With regard to agricultural policy, the CfGC has had the opportunity to work alongside decision makers governing public resources [see the Generative Communication project for the 2014-2020 Rural Development Program of the Tuscany Region]. Our activities have made it possible to collect knowledge from operators and various stakeholders about the real conditions in which they work. This information has become very useful in improving communication between those having the authority to govern and those working, or who would like to work, in the field.
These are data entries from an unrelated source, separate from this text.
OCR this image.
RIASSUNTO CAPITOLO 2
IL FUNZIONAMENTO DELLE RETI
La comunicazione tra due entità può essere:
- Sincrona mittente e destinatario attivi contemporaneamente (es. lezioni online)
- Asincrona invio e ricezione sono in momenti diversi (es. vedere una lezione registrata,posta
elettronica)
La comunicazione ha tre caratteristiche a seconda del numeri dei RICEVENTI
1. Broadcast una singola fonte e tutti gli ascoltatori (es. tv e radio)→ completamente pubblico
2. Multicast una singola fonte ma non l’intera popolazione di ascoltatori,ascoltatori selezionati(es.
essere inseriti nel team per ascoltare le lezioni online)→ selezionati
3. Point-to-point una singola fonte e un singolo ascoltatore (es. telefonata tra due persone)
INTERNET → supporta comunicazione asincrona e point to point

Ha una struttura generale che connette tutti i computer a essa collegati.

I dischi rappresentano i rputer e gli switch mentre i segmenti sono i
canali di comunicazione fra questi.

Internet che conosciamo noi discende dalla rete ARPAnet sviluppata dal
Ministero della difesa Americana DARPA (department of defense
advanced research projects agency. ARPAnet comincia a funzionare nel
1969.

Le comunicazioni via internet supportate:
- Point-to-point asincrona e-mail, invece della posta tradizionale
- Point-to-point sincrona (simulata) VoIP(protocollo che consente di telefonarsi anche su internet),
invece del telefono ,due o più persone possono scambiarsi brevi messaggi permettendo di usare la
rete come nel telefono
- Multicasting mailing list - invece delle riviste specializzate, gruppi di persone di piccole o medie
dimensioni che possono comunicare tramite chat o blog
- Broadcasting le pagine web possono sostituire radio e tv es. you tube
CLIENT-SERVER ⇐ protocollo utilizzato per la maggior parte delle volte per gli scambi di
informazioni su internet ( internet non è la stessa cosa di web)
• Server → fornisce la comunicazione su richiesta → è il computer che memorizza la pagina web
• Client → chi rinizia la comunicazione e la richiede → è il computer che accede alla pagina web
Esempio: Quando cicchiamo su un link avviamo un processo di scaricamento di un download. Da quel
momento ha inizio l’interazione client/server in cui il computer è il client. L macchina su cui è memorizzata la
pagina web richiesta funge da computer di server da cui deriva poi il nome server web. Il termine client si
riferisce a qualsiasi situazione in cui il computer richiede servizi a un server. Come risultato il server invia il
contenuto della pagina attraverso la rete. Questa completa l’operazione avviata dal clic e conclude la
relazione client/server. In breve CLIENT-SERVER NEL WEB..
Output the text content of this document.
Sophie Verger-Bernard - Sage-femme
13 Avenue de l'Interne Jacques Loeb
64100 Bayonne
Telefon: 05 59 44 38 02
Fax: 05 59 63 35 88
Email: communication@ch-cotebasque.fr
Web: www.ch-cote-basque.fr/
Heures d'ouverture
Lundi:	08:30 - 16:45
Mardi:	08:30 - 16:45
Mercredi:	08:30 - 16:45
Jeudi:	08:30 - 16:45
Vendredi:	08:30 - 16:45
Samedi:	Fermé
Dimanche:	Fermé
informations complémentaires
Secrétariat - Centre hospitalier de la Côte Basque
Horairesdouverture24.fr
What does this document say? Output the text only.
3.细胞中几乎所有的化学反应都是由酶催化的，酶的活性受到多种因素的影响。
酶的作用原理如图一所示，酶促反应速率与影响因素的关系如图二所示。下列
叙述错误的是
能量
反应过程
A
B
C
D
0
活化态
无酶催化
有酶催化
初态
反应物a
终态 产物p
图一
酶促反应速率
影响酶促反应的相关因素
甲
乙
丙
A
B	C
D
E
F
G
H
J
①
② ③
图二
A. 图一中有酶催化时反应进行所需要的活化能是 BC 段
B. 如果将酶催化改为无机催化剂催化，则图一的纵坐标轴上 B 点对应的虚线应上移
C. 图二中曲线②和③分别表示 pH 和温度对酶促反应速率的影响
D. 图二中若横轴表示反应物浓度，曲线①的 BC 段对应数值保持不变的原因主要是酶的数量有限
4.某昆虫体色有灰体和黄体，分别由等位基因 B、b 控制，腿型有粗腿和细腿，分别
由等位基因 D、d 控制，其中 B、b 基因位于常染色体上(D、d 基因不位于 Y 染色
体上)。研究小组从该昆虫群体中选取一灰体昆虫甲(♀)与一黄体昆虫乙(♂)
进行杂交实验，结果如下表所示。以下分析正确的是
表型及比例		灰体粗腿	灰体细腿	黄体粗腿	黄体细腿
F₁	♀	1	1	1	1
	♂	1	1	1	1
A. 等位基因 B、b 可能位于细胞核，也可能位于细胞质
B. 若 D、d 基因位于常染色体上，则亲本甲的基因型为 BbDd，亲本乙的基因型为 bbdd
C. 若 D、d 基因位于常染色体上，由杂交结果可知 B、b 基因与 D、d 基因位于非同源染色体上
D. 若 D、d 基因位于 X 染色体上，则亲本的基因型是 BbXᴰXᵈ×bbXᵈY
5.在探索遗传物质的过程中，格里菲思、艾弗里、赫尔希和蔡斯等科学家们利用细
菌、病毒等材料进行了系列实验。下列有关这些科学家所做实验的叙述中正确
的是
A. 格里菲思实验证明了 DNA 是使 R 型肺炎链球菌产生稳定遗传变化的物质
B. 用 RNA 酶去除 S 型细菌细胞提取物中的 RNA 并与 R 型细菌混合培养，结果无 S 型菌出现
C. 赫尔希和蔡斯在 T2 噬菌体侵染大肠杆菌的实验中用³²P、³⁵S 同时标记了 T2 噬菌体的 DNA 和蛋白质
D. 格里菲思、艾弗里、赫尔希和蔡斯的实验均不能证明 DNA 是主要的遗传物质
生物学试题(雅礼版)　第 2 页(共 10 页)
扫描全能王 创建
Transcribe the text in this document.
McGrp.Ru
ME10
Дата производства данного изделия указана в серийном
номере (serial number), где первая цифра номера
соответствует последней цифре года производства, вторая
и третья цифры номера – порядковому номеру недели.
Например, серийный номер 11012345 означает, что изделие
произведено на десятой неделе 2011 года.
What are the real conditions of people involved in agriculture, forestry, agri-food and fishing? What problems do they face? What is the relationship between public administration, politics, and the daily life of those working in various economic activities? And especially, what communication strategies are needed for public administration and small, medium and large, private and public enterprises to reinforce the community that is often proclaimed loudly but not practiced? How can economic and social development be reinforced if there is no life-giving communication that strengthens the community?
The CfGC has embarked on a line of research that focuses on the sustainable scope of the agricultural sector. This research has brought to the surface scientific evidence regarding the fact that agriculture places itself in the driver’s seat for sustainability only when it’s able to create networks between the many players that give it life and benefit from its existence.
Again, it’s a problem of communication. Agricultural sustainability depends on the sector’s ability to construct around the various activities a dynamic and collaborative community of interests and expertise able to succeed on the economic and social plane, whether it’s at a local, regional, national or European level.
Therefore system sustainability, with communication lending an irreplaceable contribution to its creation: from health to tourism, from manufacturing 4.0 to artisanal production and craftsmanship, from service industries to cultural heritage and landscapes, and to every spin-off that derives from them.
A third area of research concerns the way agriculture is portrayed in the media. There’s no doubt that the future of the sector, as well as its potential, is deeply entrenched in the knowledge it disseminates in the social fabric. Our researchers have intervened with regard to information systems, providing food for thought and collecting the most suitable contents to attract attention and involvement.
In other words, bringing stakeholders together in an active community that can build a support network able to not only deal with crises but also take action before they happen. In a knowledge-based society, information can represent the most precious asset but it’s necessary to nurture it by engaging the world of research.
As part of a university research unit, CfGC researchers ask themselves about the most appropriate interpretation of the university’s Third Mission with regard to agriculture. CfGC’s objective is to put researchers in a position to give value to that which agriculture represents for the reference territory.
For this reason, the CfGC is developing, in collaboration with important players and various agricultural associations, a specific model of innovation transfer.